Investors have developed a multitude of more complex ways to examine companies and markets. But net earnings revenue minus costs, interest, tax, depreciation and amortisation have retained top billing. But that pre-eminence is under attack. Some of the experts who write the world's accounting rules view the concept with scorn.
Tom Jones, vice-chairman of the International Accounting Standards Board, says: “Some board members say the whole focus on income and earnings per share is pernicious. This business of the stock dropping because the Street expected earnings to be up 2 cents a share and they were only up 1 cent is crazy.”
The IASB has formed a working party of outside professionals in collaboration with its US counterpart, the Financial Accounting Standards Board, to consider the faults of today's performance measures alongside their incongruous popularity.
At the heart of the debate is one of accountancy's trickiest questions: given a ream of figures on a company's pensions investments, its foreign property portfolio and its oil derivatives, which should appear as sources of profit or loss in income statements, and which should be assets confined to the balance sheet?
Many rulemakers say it is impossible to find a principle that determines what should go where.
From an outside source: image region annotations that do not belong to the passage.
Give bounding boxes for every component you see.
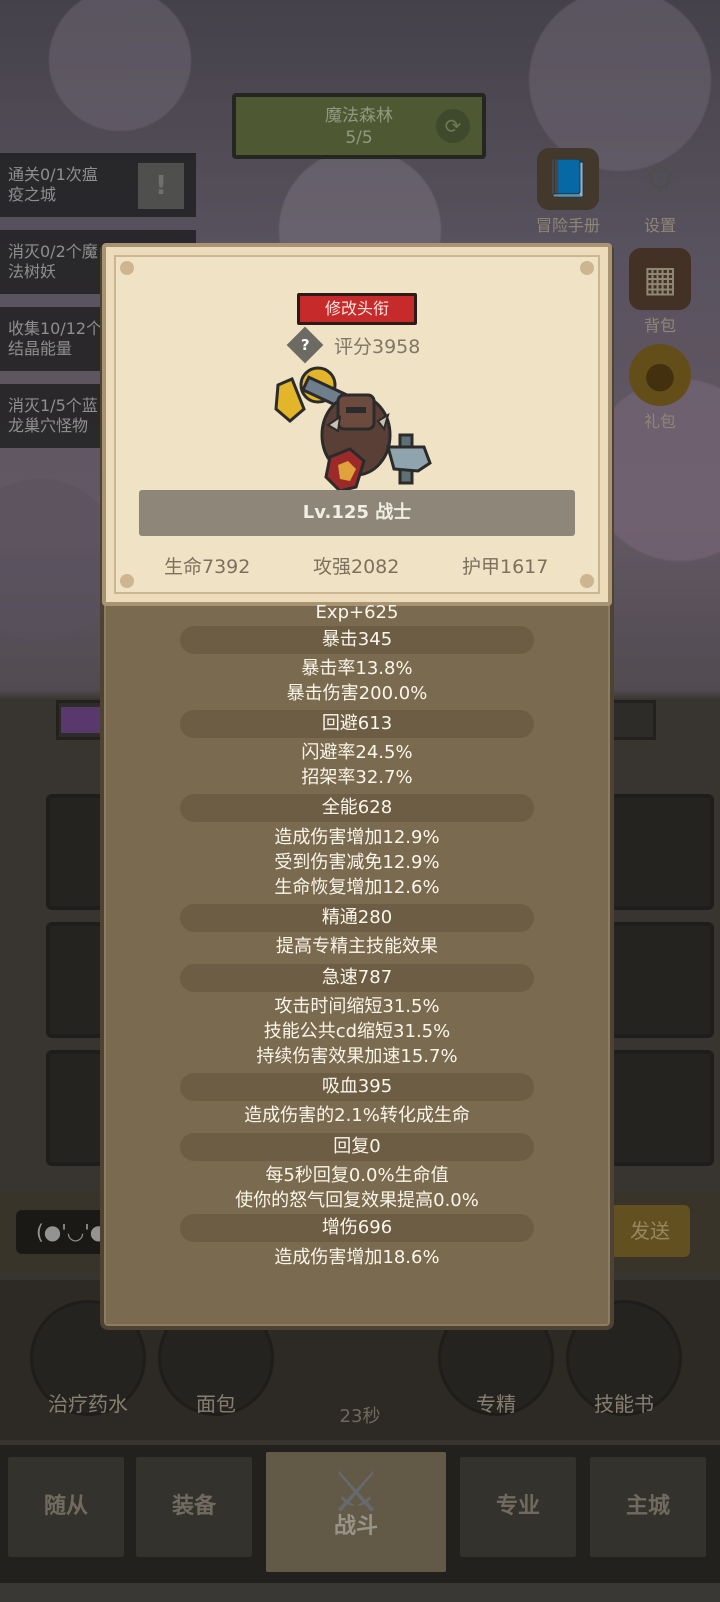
stat-group-title: 回复0 (180, 1133, 534, 1161)
stat-detail: 暴击率13.8% (301, 658, 413, 679)
stat-detail: 暴击伤害200.0% (286, 683, 428, 704)
stat-group-title: 急速787 (180, 964, 534, 992)
card-corner (580, 261, 594, 275)
hp-stat: 生命7392 (164, 556, 251, 578)
card-corner (120, 574, 134, 588)
stat-group-title: 暴击345 (180, 626, 534, 654)
card-corner (580, 574, 594, 588)
exp-bonus: Exp+625 (315, 602, 399, 623)
stat-group-title: 回避613 (180, 710, 534, 738)
stat-detail: 闪避率24.5% (301, 742, 413, 763)
stat-group-title: 精通280 (180, 904, 534, 932)
stat-group-title: 吸血395 (180, 1073, 534, 1101)
stat-detail: 受到伤害减免12.9% (274, 852, 440, 873)
shield-icon (324, 447, 366, 493)
stat-detail: 生命恢复增加12.6% (274, 877, 440, 898)
stat-detail: 造成伤害增加12.9% (274, 827, 440, 848)
stat-detail: 技能公共cd缩短31.5% (263, 1021, 451, 1042)
question-mark-icon[interactable]: ? (286, 326, 324, 364)
score-row: ? 评分3958 (286, 326, 421, 364)
stat-detail: 每5秒回复0.0%生命值 (265, 1165, 449, 1186)
stat-detail: 使你的怒气回复效果提高0.0% (235, 1190, 479, 1211)
stat-detail: 造成伤害的2.1%转化成生命 (244, 1105, 470, 1126)
stat-detail: 攻击时间缩短31.5% (274, 996, 440, 1017)
warrior-avatar (274, 366, 432, 493)
axe-icon (386, 433, 432, 485)
attack-stat: 攻强2082 (313, 556, 400, 578)
stat-detail: 持续伤害效果加速15.7% (256, 1046, 458, 1067)
level-class-bar: Lv.125 战士 (139, 490, 575, 536)
stat-group-title: 全能628 (180, 794, 534, 822)
stat-detail: 招架率32.7% (301, 767, 413, 788)
stat-detail: 提高专精主技能效果 (276, 936, 438, 957)
stat-group-title: 增伤696 (180, 1214, 534, 1242)
rename-title-button[interactable]: 修改头衔 (297, 293, 417, 325)
score-value: 评分3958 (334, 335, 421, 358)
stat-detail: 造成伤害增加18.6% (274, 1247, 440, 1268)
armor-stat: 护甲1617 (462, 556, 549, 578)
card-corner (120, 261, 134, 275)
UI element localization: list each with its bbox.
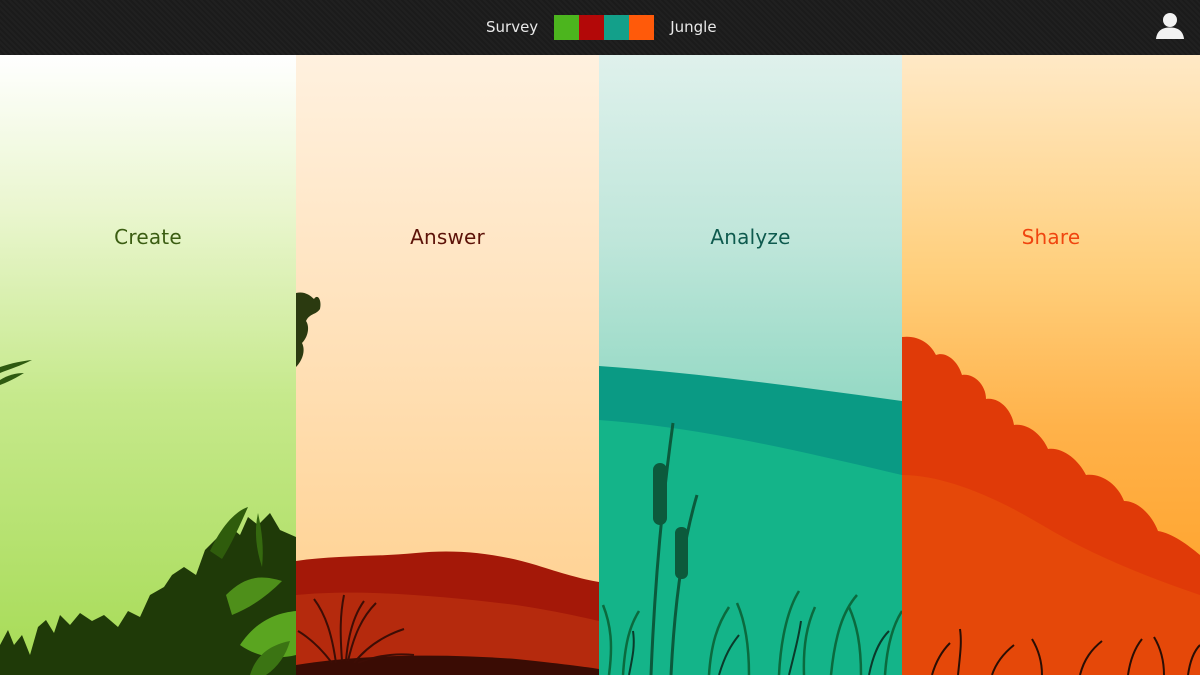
- panel-label-analyze: Analyze: [710, 225, 791, 249]
- savanna-hills-illustration: [296, 292, 599, 675]
- swatch-green: [554, 14, 580, 40]
- jungle-foliage-illustration: [0, 360, 296, 675]
- swatch-orange: [629, 14, 655, 40]
- panel-analyze[interactable]: Analyze: [599, 55, 902, 675]
- panel-create[interactable]: Create: [0, 55, 296, 675]
- brand-word-survey: Survey: [486, 18, 539, 36]
- wetland-illustration: [599, 366, 902, 675]
- brand-logo[interactable]: Survey Jungle: [486, 14, 717, 40]
- swatch-red: [579, 14, 605, 40]
- brand-word-jungle: Jungle: [670, 18, 717, 36]
- swatch-teal: [604, 14, 630, 40]
- panel-label-share: Share: [1021, 225, 1081, 249]
- user-icon: [1156, 13, 1184, 39]
- feature-panels: Create Answer Analyze Share: [0, 55, 1200, 675]
- panel-label-answer: Answer: [410, 225, 485, 249]
- top-bar: Survey Jungle: [0, 0, 1200, 55]
- panel-answer[interactable]: Answer: [296, 55, 599, 675]
- sunset-tree-illustration: [902, 336, 1200, 675]
- user-account-button[interactable]: [1154, 10, 1186, 40]
- panel-share[interactable]: Share: [902, 55, 1200, 675]
- panel-label-create: Create: [114, 225, 182, 249]
- brand-color-swatches: [554, 14, 655, 40]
Championed by some as a new candidate for the first page of financial statements is “comprehensive income” a catch-all number that absorbs gains and losses anywhere in the accounts.
The proponents of comprehensive income say investors should focus on all the risks to which a company is exposed.
For equity analysts, comprehensive income promises a flood of potentially useful data, but one that could be overwhelming.
Mr Jones at the IASB emphasises that the standard setters are garnering outside opinions and have decided nothing. But one conclusion is already clear: setting accounting standards is no way to make friends.